Saturday, December 9, 2017

set theory - Automorphisms on $(mathbb R,+)$ and the Axiom of Choice



We know that the algebraic automorphisms of the real numbers under addition is not in $\text{1:1}$ correpondence with $\mathbb R \setminus \{0\}$; see here.




The argument uses the AOC.



Suppose we drop the AOC from $\text{ZFC}$ replacing it with



Axiom (GR):



The injective mapping



$\quad \Phi: \mathbb R \setminus \{0\} \to \text{AutomorphismGroup(} \mathbb R ,+ \text{)}$




is surjective.






Has this $\text{ZF+GR}$ been tried and/or does this lead to $1 = 0$?






Update:




Added descriptive set theory tag after looking over links in Noah's answer.


Answer



It is indeed consistent, and in fact is a consequence of the extremely powerful axiom of determinacy.

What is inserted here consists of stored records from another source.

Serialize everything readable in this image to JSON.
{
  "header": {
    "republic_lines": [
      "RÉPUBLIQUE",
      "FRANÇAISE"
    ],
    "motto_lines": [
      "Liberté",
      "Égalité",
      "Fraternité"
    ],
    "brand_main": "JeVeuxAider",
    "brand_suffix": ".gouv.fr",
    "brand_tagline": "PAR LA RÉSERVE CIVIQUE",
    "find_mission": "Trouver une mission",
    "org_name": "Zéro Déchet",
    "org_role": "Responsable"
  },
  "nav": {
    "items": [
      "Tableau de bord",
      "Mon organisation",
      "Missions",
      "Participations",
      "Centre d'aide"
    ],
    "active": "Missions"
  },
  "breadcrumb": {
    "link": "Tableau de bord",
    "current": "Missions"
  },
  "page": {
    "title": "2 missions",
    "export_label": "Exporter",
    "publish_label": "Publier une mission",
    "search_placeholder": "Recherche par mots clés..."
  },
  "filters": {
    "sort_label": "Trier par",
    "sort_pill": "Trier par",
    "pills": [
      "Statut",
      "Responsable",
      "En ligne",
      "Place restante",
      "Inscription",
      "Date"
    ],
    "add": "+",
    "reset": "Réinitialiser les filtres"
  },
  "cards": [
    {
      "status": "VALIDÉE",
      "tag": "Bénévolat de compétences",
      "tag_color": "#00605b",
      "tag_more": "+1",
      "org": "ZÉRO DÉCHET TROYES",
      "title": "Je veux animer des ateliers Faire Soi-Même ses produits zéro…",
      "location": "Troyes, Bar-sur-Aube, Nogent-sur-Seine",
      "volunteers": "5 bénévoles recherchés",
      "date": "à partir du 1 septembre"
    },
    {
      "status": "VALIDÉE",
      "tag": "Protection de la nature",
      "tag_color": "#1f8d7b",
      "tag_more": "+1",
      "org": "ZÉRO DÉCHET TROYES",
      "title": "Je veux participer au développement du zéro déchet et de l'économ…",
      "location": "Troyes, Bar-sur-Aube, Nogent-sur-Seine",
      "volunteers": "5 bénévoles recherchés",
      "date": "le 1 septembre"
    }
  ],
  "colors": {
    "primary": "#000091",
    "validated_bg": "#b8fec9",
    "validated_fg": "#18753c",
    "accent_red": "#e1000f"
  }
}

Specifically, AD implies that every homomorphism from $(\mathbb{R},+)$ to itself is continuous, and in particular of the form $a\mapsto ar$ for some $r\in\mathbb{R}$. See here for some discussion of how nasty any other endomorphism would have to be; AD rules out such sets (e.g. implies that every set of reals is measurable).



Of course, as Asaf observes below, AD is truly massive overkill (like, nuking a mosquito); I'm mentioning it because AD is a natural alternative to AC which you may independently want to know about.







Now AD isn't actually cheap: the theory ZF+AD proves the consistency of ZF, that is, the axiom determinacy is of high consistency strength. We can prove the consistency of ZF+GR relative to ZF alone; however, this is a bit more technical.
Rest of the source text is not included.